Monday, October 05, 2009

It's not our job to fix the Welsh government's bad decisions

The NHS in Shropshire is proposing to cut A&E and acute paediatric services in Telford's Princess Royal Hospital to save money.

David Wright, the MP for the Telford constituency, has launched a "Say no to Shrewsbury" campaign calling for cuts to be made at Shrewsbury rather than Telford which has prompted Daniel Kawczynski, the MP for the Shrewsbury & Atcham constituency, to campaign for the cuts to be made at Telford instead. Daniel Kawczynski has even tried to enlist the help of Rhoddri Morgan, the First Minister of Wales, because patients from Mid Wales would be inconvenienced by cuts to the Royal Shrewsbury Hospital.

The suggestion that one hospital can cope with all A&E and acute paediatric referrals is ridiculous in itself but to suggest that they should be centralised in Shrewsbury when Telford has the largest and fastest growing population in the county is unbelievable.

What is best for Shropshire is for the services to stay at both hospitals or for a new hostpial to be built between Shrewsbury and Telford. But if there is a requirement to centralise services then they should be centralised in Telford, not in Shrewsbury.

The problem with this suggestion, though, is that it inconveniences patients from Mid Wales who don't have a local Welsh hospital. The NHS in Shropshire has cited this as a reason to keep services in Shrewsbury and the Daniel Kawczynski MP has also used it as an excuse to keep services at the hospital in his constituency.

And this is the problem with so-called English MPs - they aren't English MPs at all, they are British MPs. On balance, taking into account the interests of patients from Mid Wales, it makes most sense to keep services at Shrewsbury and it is the interests of those Welsh patients that Daniel Kawczynski is taking into account and using as leverage to save services at the Royal Shrewsbury Hospital.

But the people of Shrewsbury & Atcham elected Daniel to represent their interests, not the interests of Welsh people. In Wales they elect Welsh Assembly Members to deal with health as it's a devolved area and it is the Welsh government that has a responsibility to provide adequate health care in Wales, not the British government and not the NHS in Shropshire.
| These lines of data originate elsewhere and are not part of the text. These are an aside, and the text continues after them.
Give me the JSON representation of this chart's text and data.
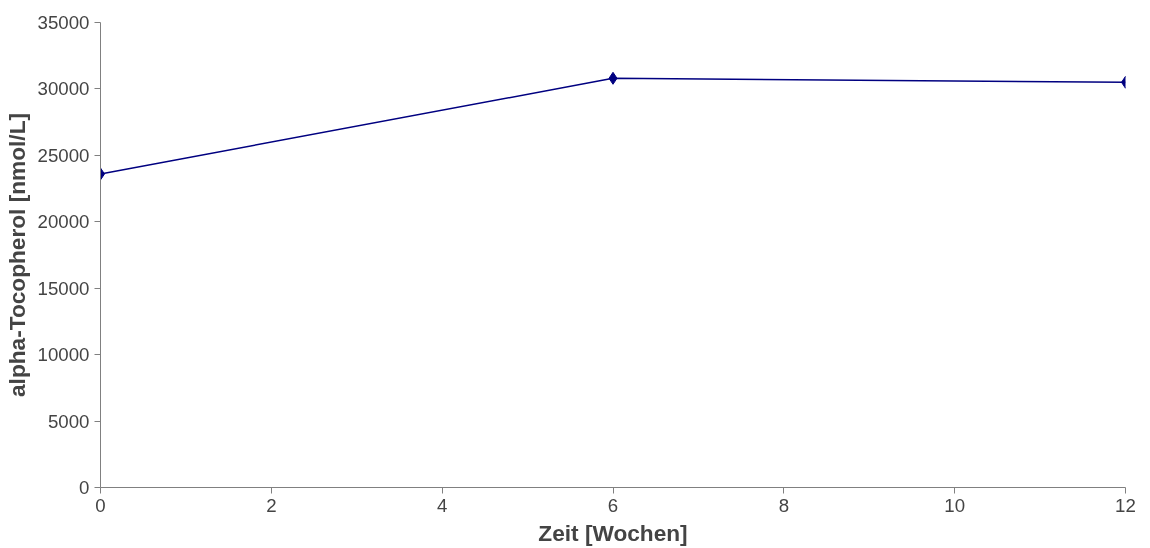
{
  "chart_data": {
    "type": "line",
    "xlabel": "Zeit [Wochen]",
    "ylabel": "alpha-Tocopherol [nmol/L]",
    "x": [
      0,
      6,
      12
    ],
    "series": [
      {
        "color": "#000080",
        "values": [
          23600,
          30800,
          30500
        ]
      }
    ],
    "xlim": [
      0,
      12
    ],
    "xticks": [
      0,
      2,
      4,
      6,
      8,
      10,
      12
    ],
    "ylim": [
      0,
      35000
    ],
    "yticks": [
      0,
      5000,
      10000,
      15000,
      20000,
      25000,
      30000,
      35000
    ],
    "grid": false,
    "marker": "diamond",
    "line_style": "solid"
  }
}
I'm not suggesting for a moment that someone from outside of Shropshire should be refused treatment at any of our Shropshire hospitals but there is a difference between treating someone from another English county, whose health provision is the responsibility of the same government that our own is in Shropshire and treating someone from another country whose health provision is the responsibility of another government - one that, crucially, is funded separately to the English NHS and given more money from the British Treasury to provide services.
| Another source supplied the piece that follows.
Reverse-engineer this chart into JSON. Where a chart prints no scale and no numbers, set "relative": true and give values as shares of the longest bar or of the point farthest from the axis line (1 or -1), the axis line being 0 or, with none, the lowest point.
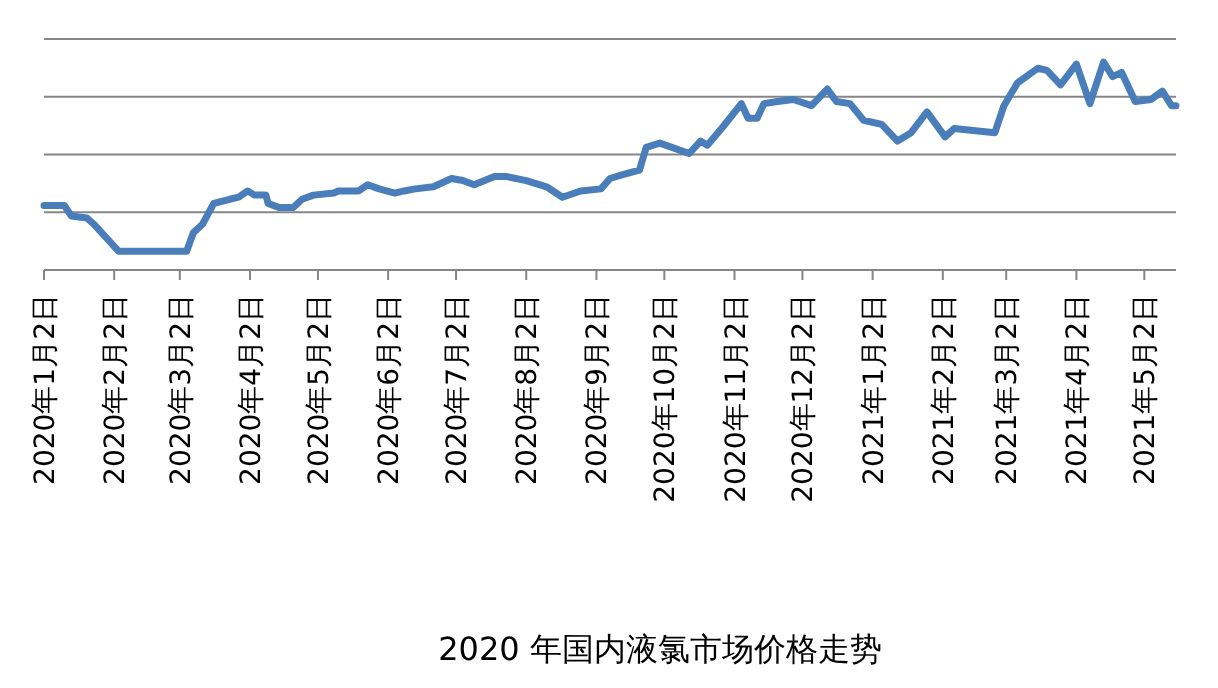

This isn't a case of sour grapes or being anti-Welsh, it's simply that the provision of health services to Welsh people is the responsibility of the Welsh government and if services do need to be cut in Shropshire then those cuts should be made in such a way that it provides the least detriment to the people of Shropshire. If it leaves the Welsh with worse health provision then I'm afraid it is up to the Welsh people to petition the Welsh government to invest some of their health budget in building a hospital in Mid Wales.
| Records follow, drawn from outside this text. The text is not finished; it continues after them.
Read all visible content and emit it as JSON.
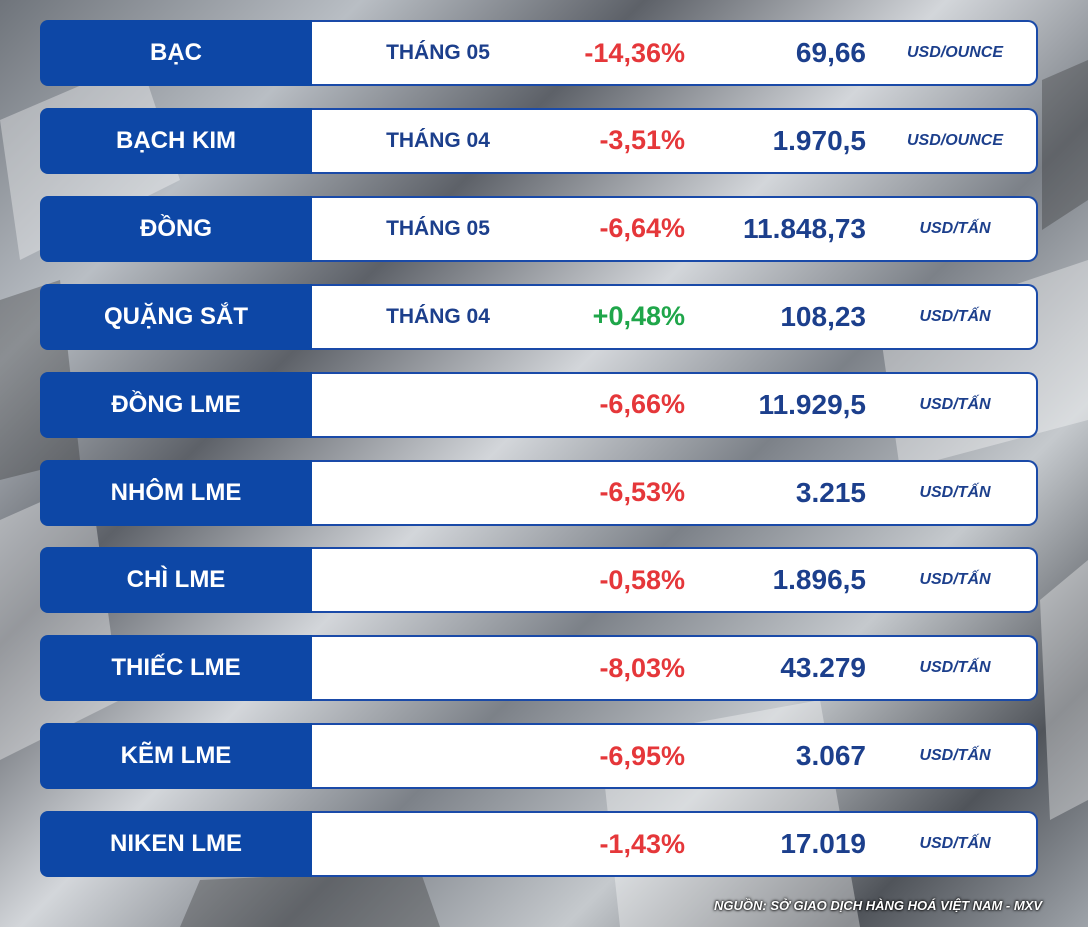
{
  "rows": [
    {
      "name": "BẠC",
      "month": "THÁNG 05",
      "change": "-14,36%",
      "change_color": "#e5373a",
      "price": "69,66",
      "unit": "USD/OUNCE"
    },
    {
      "name": "BẠCH KIM",
      "month": "THÁNG 04",
      "change": "-3,51%",
      "change_color": "#e5373a",
      "price": "1.970,5",
      "unit": "USD/OUNCE"
    },
    {
      "name": "ĐỒNG",
      "month": "THÁNG 05",
      "change": "-6,64%",
      "change_color": "#e5373a",
      "price": "11.848,73",
      "unit": "USD/TẤN"
    },
    {
      "name": "QUẶNG SẮT",
      "month": "THÁNG 04",
      "change": "+0,48%",
      "change_color": "#1fa64a",
      "price": "108,23",
      "unit": "USD/TẤN"
    },
    {
      "name": "ĐỒNG LME",
      "change": "-6,66%",
      "change_color": "#e5373a",
      "price": "11.929,5",
      "unit": "USD/TẤN"
    },
    {
      "name": "NHÔM LME",
      "change": "-6,53%",
      "change_color": "#e5373a",
      "price": "3.215",
      "unit": "USD/TẤN"
    },
    {
      "name": "CHÌ LME",
      "change": "-0,58%",
      "change_color": "#e5373a",
      "price": "1.896,5",
      "unit": "USD/TẤN"
    },
    {
      "name": "THIẾC LME",
      "change": "-8,03%",
      "change_color": "#e5373a",
      "price": "43.279",
      "unit": "USD/TẤN"
    },
    {
      "name": "KẼM LME",
      "change": "-6,95%",
      "change_color": "#e5373a",
      "price": "3.067",
      "unit": "USD/TẤN"
    },
    {
      "name": "NIKEN LME",
      "change": "-1,43%",
      "change_color": "#e5373a",
      "price": "17.019",
      "unit": "USD/TẤN"
    }
  ],
  "source": "NGUỒN: SỞ GIAO DỊCH HÀNG HOÁ VIỆT NAM - MXV"
}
The Welsh people asked for their own government and they got it. They have to live with the consequences of that decision and one of those consequences is that they can't keep relying on the English to pick up the pieces when their government makes the wrong decision. Not investing in health care in Mid Wales was a bad decision but fixing the consequences of that bad decision is up to the Welsh government, not the NHS in Shropshire.

1 comment:

Unknown said...

Eminently sensible - well said.

The English NHS should not be beholden to the needs of a separate NHS.